かすむパリ「自動車運転禁止」 大気汚染が危険水準 2日間規制

2014.3.18 00:03

 フランス政府は3月17日早朝から、首都パリで深刻化している大気汚染が危険水準に達したとして、パリとその近郊で20年ぶりとなる自動車の運転規制を開始した。期間は2日間。危機的な汚染は季節はずれの暖かさと晴天が1週間続いたことが原因で、先週末には地下鉄やバス、レンタル自転車を3日間無料にし、ドライバーに公共交通機関の利用を促す異例の措置を取ったが効果は出ず、追加措置に踏み切った。しかし自動車業界は「こんなことをしても効果はない」と反発している。

 フランス通信(AFP)や英紙デーリー・テレグラフ(電子版)などによると、今回の追加措置は自家用車と二輪車が対象で、これらのドライバーに対し、車両のナンバープレートが奇数なら奇数の日付、偶数なら偶数の日付だけ運転を認めるという内容。違反者には罰金22ユーロ(約3000円)が科される。

 ただし、電気自動車やハイブリッド車、タクシー、バス、緊急車両のほか、旅行で3人以上を乗せて走る自動車も、カーシェアリング奨励の意味から適用外となる。この規制によって車両の運行数を約半分程度に抑える効果が期待されるという。

 北京に匹敵

 17日の運転規制は午前5時半から開始。
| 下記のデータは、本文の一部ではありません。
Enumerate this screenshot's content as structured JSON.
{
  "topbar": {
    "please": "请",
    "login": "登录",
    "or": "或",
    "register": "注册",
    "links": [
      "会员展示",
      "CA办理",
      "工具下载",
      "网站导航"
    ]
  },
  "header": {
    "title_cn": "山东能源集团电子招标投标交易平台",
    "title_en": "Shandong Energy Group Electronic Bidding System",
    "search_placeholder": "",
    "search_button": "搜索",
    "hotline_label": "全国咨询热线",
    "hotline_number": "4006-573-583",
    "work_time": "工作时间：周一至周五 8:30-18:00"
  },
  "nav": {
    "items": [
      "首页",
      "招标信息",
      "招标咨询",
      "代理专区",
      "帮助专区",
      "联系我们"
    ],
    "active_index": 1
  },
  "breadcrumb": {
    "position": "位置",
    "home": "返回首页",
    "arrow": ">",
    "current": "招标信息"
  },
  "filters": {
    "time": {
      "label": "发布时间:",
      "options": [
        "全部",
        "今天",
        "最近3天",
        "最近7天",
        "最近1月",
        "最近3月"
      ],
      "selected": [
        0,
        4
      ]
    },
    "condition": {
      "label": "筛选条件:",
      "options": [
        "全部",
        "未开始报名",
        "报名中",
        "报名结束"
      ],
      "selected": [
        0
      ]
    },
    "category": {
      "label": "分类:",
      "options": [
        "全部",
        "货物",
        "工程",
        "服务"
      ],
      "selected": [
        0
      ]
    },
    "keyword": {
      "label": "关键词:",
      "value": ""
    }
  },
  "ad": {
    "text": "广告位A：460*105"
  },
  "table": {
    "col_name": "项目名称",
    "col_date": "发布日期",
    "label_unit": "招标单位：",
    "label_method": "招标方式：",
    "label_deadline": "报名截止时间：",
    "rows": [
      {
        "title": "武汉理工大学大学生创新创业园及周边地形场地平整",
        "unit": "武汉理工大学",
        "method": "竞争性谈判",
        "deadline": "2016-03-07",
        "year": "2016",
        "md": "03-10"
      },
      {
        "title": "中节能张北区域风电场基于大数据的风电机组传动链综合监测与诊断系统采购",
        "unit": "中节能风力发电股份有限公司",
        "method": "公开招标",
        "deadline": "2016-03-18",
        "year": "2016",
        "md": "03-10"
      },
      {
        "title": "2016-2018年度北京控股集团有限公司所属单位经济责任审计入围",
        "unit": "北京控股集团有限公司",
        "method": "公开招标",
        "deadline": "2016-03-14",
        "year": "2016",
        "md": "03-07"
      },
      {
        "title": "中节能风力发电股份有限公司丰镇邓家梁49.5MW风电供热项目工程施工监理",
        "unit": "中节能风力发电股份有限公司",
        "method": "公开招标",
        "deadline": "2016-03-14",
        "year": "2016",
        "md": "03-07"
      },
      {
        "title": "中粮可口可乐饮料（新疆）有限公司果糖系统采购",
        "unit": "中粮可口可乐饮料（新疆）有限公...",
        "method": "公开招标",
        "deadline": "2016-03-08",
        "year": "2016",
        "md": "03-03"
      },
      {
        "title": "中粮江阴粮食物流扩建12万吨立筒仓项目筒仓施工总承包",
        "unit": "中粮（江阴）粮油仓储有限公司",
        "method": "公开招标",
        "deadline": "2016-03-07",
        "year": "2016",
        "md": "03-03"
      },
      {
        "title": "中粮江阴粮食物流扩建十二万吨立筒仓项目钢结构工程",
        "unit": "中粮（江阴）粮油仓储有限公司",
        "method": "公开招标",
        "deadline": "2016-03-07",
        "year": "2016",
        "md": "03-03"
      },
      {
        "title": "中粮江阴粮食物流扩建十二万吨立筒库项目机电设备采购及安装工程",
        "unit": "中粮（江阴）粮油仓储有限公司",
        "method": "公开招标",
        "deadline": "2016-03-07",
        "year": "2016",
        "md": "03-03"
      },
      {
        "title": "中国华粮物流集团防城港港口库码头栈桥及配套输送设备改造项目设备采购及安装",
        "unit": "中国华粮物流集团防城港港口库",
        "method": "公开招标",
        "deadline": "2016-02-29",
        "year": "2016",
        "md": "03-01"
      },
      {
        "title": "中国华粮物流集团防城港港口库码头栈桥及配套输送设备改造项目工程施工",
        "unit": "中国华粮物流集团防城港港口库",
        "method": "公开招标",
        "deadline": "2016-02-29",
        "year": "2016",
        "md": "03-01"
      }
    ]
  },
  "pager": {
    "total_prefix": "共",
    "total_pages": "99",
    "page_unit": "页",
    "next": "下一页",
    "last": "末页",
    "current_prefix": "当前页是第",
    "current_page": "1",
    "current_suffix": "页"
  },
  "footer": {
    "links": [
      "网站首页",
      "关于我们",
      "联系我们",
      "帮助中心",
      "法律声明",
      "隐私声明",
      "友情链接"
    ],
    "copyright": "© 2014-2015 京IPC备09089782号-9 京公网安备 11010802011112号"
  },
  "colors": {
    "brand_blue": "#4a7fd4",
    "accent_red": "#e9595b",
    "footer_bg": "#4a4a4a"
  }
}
スモッグでもやがかかり視界が悪くなったパリとその近郊60カ所に配備された総勢700人の警察官が違反者をくまなくチェックした。

 フランスを悩ませる今回の大気汚染の原因は粒子状物質のPM10。1立方メートルの大気に80マイクログラム以上含んでいると、ぜんそくや心臓疾患につながるとされるが、(3月)14日にはこの警戒水準の2倍以上にあたる180マイクログラムを検出。風が弱く大気が滞留しやすい気候が数日続いていることから、多くの地域で汚染物質の濃度が警戒水準を上回った。

 フランスの環境機関は、今回の大気汚染は悪名高い北京の汚染状態に匹敵すると指摘。フィリプ・マルタン環境相(60)は16日の会見で「規制の主目的は市民の安全を確保するのが狙い」と訴えた。

 業界反発「効果ない」

 しかし、腹の虫が収まらないのが自動車業界だ。フランス自動車クラブ協会(ACA、会員76万人)のディディエ・ボレッカ会長は「性急で効果がなく、混乱につながる。この措置は過去、導入されたどの国でも効果を上げなかった」と非難。

 またドライバー協会「4000万人のドライバー」のピエール・シャッスレ会長も「ロビー活動によってこのひどい大気汚染の背後に自動車が関係していると人々が信じ込んだことに驚いている」と述べ「この措置は不公平というよりもっと悪く、ばかげている」と憤っている。(SANKEI EXPRESS)

 ■PM10とPM2.5 ともに大気汚染の原因となる微粒子物質。自動車や暖房器具、重工業の工場などから排出されたり、風で舞い上がった黄砂など土壌粒子などからなる。PM10は粒子径が10マイクログラム以下で、1立方メートルの大気に80マイクログラム以上含まれていると、ぜんそくや呼吸困難、心臓疾患などを引き起こすとされる。中国・北京の大気汚染で問題となっているPM2.5は粒子径が2.5マイクロメートル以下で微小粒子状物質とも呼ばれる。細かな粒子のため肺の奥深くに到達でき、がんの原因となるとされる。